I was invited to do a Leadership workshop at a well known Fortune 100 company out in New Jersey. The all day event was geared toward their new crop of interns. At a point in my presentation I talked about the many reasons we come up with for not taking action. The many excuses we create in order to delay or defer acting on our plans to achieve success.
I talked about how we have a bad habit of 'rationalizing' why something can't be done or be accomplished. We procrastinate because we convince ourselves that: It can't get done, I don't have enough time, I have too much to do already, I'm short on money so now isn't a good time, My dog's sick so I'm not in the mood to start anything right now, I'm not smart enough, I'm not qualified..., on and on, blah, blah, blah. You get the idea! We rationalize why we can't get going.
Did you ever break up the word 'rationalize'? The ability to 'ration lies' to ourselves. That's what we do when we come up with all kinds of excuses of why we can't do something or why we haven't started on what needs to get done. We feed ourselves small doses of lies every day; to the point where we convince ourselves not to ACT.
Later on in this leadership workshop, a student asked a question about how to network into a job outside his current area of concentration. I responded by asking him what were some of the obstacles stopping him. He responded with a litany of excuses of why he wasn't able to do it (offices are not in the same building, hard to get a hold of people, it's a big company, etc). But each excuse, as I bluntly pointed out to him, was just that, an excuse. These were inconveniences, NOT obstacles. Huge difference!
I then questioned his commitment for change (i.e., how bad he wanted it). He stared at me in a way that indicated he had gotten the point. You see none of his excuses for networking and meeting people outside his group were valid. He was simply 'rationalizing' why he wasn't doing it.
I too have been a victim of 'rationing-lies' to myself and procrastinating. But over the years I've gotten better at catching myself doing it and forcing myself to take action even when my mind wants to convince me otherwise.

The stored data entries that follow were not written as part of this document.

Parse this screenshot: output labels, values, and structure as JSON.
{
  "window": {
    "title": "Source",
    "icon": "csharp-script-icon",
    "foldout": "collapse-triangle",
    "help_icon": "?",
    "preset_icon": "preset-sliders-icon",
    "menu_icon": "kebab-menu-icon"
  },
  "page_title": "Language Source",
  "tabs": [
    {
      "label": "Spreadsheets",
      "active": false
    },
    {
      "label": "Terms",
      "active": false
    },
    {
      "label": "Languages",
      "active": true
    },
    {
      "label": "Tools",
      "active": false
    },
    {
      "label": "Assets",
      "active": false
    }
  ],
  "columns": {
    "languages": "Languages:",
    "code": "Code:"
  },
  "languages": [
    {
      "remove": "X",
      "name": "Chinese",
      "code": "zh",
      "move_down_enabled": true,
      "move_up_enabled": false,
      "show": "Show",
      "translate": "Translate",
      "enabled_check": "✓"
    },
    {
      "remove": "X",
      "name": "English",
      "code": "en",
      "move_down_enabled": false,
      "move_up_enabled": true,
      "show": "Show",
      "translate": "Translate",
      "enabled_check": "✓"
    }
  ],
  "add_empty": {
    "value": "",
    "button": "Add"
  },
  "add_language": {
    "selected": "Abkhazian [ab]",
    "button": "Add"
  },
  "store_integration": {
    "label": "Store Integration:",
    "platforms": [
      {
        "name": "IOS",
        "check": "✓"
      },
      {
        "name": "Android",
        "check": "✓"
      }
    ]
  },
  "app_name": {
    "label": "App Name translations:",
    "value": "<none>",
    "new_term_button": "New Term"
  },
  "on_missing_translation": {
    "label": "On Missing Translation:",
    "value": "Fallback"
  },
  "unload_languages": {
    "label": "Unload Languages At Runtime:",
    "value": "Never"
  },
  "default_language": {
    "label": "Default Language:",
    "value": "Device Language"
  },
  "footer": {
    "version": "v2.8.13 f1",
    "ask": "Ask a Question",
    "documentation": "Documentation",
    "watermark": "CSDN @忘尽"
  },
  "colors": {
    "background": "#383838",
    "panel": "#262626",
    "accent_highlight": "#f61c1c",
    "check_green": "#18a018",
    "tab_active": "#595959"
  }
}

I've concluded that dreams don't dissipate over night. The reason many people will never achieve their goals or realize their dreams is because they 'rationalize' them away, bit-by-bit, day-by-day, week-by-week and so on. Every year we make new resolutions only to relinquish them, not all at once, but slowly through the impotent-laden rhetoric of rationalization.
Every moment you delay in starting your life's mission, that's one less day you have to work with.
So my question to you is this, "What have you been 'rationalizing' away?" "What dreams or goals have you been deferring, waiting for the right moment or timing?
Take action...don't rationalize your success away! Remember, success happens for a reason.